During conception, the egg is fertilized by sperm in the fallopian tube and an embryo is formed. Fertilization usually happens in the part of the fallopian tube that is closest to the ovary and the embryo continues to develop (through cell division) as it travels back down the tube towards the uterus. The embryo usually reaches the uterine cavity about 5 or 6 days after fertilization. At this time, it is a blastocyst, or an embryo made up of about a hundred cells.
In an IVF cycle, a blastocyst forms in a culture system in a laboratory. Eggs are retrieved from a woman's ovaries, fertilized with sperm, and an embryo is created. The embryo divides and multiplies its cells over 5 to 6 days to become a blastocyst. Embryos that survive to this stage of development have a high implantation potential once transferred into the uterine cavity.
Allowing the embryos to grow from Day 3 (cleavage stage) to Day 5/6 (blastocyst) allows us to select the embryos with the highest chance of success. The primary benefit to the patient of using blastocyst stage embryo culture is that fewer embryos need be transferred into the patient because each day 5 embryo has a higher chance of implanting than a day 3 embryo does. Transferring fewer embryos greatly reduces the risk for twin or triplet pregnancies and the associated risks to the mother and child. Additionally, embryos that continue to grow to the blastocyst stage have a lower rate of chromosomal errors and therefore a higher chance of resulting in a healthy baby.
Blastocysts sizes are measured on a scale of 1 to 6. Early blastocysts, with fewer cells, are graded as 1 or 2. Because these have fewer cells and a poorly defined inner cell mass and trophectoderm (see below), they are not given any letter grades like the more advanced blastocysts are. Blastocysts that are further along in development are given expansion grades of 3 through 6, where 6 indicates an embryo that has completely hatched out of the zona pellucida (shell).

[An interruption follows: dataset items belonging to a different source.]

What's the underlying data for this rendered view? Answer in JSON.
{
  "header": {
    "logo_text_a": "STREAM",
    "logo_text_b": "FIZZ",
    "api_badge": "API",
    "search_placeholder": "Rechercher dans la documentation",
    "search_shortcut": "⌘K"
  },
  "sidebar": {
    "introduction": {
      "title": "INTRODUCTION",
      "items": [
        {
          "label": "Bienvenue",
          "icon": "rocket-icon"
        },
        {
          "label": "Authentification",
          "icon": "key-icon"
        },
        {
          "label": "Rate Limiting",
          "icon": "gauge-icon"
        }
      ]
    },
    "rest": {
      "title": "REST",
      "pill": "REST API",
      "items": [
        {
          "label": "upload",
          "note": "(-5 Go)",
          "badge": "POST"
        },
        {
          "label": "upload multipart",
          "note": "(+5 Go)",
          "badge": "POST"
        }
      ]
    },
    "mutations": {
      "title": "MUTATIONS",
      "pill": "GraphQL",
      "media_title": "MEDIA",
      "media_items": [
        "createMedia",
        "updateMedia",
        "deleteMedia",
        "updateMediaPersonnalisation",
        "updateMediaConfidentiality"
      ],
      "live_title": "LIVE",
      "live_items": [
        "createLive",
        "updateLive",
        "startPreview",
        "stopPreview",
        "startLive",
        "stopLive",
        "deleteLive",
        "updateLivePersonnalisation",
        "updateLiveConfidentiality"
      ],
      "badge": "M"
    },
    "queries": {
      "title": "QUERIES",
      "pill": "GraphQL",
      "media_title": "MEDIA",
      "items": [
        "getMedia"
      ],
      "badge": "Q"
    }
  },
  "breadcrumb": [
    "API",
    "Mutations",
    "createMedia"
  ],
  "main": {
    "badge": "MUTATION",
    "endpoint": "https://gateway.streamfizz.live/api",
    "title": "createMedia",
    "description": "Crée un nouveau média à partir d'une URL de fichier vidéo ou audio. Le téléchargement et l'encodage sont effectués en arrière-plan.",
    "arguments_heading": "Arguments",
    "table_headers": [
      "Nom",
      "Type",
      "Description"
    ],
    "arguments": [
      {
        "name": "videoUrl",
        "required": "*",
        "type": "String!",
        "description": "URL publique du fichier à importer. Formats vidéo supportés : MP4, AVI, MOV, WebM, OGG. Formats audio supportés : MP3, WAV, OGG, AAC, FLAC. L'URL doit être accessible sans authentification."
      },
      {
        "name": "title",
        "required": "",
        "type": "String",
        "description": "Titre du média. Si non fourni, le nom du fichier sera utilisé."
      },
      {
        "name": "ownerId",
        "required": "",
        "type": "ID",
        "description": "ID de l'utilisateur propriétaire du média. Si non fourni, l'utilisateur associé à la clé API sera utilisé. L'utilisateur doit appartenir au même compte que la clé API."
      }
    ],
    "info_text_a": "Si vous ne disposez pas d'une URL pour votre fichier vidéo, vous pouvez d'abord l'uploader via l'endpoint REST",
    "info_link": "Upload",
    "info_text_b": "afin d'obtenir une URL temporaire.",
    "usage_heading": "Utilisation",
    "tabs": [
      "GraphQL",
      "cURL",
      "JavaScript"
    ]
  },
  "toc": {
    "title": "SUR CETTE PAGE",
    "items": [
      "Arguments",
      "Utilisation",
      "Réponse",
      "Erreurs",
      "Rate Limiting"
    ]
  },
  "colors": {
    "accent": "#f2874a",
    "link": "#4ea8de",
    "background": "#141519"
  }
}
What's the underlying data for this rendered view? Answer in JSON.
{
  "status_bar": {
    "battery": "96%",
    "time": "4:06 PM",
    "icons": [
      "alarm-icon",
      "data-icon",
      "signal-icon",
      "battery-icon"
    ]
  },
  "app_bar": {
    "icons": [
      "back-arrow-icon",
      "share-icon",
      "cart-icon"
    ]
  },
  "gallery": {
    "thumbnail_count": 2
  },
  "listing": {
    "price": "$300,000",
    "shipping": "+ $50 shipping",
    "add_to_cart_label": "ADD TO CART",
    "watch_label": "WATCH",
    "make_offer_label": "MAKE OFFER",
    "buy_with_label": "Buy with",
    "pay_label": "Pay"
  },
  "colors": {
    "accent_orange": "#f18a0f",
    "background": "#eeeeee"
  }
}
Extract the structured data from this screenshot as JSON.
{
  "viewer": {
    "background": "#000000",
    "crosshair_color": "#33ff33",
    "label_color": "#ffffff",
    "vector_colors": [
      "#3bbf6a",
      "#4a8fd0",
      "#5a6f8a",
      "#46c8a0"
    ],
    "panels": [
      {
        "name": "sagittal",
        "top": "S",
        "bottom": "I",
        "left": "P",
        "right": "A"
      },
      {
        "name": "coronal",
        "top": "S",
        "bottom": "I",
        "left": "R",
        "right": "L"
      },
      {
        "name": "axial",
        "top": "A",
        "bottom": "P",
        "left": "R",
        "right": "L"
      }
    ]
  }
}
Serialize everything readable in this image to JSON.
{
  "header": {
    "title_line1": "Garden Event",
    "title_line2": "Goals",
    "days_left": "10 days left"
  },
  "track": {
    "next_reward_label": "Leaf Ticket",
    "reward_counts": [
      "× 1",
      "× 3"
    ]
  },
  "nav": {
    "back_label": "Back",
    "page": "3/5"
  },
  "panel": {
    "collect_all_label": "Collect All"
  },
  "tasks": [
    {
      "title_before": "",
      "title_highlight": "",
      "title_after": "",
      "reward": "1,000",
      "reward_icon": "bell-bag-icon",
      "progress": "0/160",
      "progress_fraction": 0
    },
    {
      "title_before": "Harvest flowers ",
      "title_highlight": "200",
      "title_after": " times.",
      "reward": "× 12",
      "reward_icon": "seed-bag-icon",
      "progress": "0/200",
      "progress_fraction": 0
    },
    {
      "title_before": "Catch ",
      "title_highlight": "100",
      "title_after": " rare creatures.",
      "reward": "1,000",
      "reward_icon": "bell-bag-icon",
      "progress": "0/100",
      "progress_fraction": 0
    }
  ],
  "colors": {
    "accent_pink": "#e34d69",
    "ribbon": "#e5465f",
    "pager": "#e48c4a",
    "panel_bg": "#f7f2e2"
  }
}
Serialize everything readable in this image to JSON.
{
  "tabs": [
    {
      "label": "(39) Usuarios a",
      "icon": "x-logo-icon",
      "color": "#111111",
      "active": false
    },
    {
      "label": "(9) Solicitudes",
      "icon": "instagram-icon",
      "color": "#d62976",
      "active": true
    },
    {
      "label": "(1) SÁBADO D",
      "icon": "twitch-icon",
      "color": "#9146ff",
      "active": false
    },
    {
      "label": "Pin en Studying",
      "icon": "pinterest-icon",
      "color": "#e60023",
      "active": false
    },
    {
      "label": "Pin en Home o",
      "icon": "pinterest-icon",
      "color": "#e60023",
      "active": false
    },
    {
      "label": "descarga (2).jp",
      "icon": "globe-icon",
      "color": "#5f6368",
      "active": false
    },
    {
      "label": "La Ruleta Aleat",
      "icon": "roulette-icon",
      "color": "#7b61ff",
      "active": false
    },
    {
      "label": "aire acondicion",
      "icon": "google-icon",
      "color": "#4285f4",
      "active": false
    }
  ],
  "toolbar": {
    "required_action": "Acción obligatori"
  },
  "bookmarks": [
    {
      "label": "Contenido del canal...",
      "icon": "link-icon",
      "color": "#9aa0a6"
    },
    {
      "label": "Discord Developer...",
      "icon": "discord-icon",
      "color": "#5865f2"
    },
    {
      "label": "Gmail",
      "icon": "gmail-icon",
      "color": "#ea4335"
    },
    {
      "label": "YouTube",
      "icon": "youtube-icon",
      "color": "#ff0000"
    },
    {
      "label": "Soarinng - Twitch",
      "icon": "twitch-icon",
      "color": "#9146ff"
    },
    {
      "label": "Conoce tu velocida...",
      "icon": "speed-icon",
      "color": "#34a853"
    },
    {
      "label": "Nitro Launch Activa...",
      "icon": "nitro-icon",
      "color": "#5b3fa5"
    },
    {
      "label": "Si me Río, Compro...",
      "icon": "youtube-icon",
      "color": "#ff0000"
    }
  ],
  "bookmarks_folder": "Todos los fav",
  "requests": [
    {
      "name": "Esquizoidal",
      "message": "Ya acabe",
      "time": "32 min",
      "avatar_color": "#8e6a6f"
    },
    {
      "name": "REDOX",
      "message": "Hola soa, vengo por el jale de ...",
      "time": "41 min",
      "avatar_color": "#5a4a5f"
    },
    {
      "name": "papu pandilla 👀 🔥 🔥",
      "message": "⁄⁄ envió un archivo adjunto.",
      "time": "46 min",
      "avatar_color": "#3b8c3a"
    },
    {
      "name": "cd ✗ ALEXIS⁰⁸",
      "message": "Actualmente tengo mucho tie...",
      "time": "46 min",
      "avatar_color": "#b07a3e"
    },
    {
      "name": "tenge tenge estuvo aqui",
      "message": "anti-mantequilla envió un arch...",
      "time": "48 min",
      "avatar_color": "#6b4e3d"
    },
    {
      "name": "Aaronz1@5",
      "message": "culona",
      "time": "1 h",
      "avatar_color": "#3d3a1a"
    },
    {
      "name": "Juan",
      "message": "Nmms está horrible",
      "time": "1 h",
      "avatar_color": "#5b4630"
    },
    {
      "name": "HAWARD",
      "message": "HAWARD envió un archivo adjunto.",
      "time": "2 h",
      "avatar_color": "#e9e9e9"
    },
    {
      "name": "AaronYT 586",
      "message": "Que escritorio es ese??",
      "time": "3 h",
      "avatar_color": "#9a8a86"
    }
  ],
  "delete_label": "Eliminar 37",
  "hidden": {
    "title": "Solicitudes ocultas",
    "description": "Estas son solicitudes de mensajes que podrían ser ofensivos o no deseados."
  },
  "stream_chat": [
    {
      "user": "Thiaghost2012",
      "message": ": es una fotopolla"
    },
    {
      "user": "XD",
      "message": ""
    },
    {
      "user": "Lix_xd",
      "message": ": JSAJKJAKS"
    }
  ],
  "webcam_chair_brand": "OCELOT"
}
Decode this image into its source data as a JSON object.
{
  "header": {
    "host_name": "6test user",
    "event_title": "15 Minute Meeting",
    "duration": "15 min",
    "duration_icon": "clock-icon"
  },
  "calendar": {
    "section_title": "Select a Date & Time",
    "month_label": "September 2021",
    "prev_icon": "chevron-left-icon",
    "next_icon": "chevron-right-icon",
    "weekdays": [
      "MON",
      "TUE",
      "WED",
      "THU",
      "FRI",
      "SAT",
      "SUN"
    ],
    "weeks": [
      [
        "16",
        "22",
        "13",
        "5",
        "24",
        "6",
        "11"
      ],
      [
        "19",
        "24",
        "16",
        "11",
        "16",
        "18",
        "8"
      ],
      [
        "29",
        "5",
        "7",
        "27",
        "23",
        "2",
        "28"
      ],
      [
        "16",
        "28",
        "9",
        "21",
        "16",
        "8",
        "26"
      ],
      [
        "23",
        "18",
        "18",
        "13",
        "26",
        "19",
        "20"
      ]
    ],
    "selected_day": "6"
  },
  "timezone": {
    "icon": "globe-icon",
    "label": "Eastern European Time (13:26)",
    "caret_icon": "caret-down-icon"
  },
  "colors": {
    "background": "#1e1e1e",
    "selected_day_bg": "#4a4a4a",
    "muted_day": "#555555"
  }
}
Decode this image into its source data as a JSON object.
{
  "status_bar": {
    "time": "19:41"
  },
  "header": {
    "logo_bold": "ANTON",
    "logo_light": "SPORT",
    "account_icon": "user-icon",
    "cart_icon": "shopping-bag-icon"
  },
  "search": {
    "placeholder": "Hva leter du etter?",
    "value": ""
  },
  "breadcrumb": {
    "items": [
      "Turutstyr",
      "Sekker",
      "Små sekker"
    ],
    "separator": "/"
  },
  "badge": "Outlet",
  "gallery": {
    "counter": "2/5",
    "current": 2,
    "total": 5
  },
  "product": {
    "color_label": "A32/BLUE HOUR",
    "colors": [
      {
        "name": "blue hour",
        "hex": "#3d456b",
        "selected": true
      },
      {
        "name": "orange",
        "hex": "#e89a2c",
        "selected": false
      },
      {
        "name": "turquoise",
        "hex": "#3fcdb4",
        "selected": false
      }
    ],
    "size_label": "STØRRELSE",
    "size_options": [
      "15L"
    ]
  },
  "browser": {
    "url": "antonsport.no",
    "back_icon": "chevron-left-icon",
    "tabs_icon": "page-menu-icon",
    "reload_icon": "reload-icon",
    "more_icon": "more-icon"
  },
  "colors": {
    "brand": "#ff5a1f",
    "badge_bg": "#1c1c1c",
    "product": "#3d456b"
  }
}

The inner cell mass represents the collection of cells that are destined to differentiate into the fetus/baby. This group of cells is given a letter grade of either A, B, or C. Grades A and B are most desirable and reflect a good number of cells with normal appearances. Therefore only those cells graded A or B are selected to be cryopreserved.
The trophectoderm represents the collection of cells that will become the placenta and are responsible for the initial invasion and implantation of the embryo into the uterine lining. This is also given letter grades of A, B, or C. Just as with the inner cell mass, grades A and B are most desirable.
Though embryos are graded to signify their stage of development, it is important to remember that the grade does not always reflect the true potential of an embryo. Specifically, there are embryos that receive less than ideal grades that frequently create beautiful babies. Embryo grading helps us determine how many embryos to transfer. It is important to remember that embryo grading is subjective and that IVF programs may vary somewhat in assigning grades to embryos.
2 Cell Grade (1) 4 Cell Grade (1) 8 Cell Grade (1) 8 Cell Grade (2) 8 Cell Grade (3) Blastocyst
Hatched Blastocyst
If you have further questions about IVF, feel free to contact us today.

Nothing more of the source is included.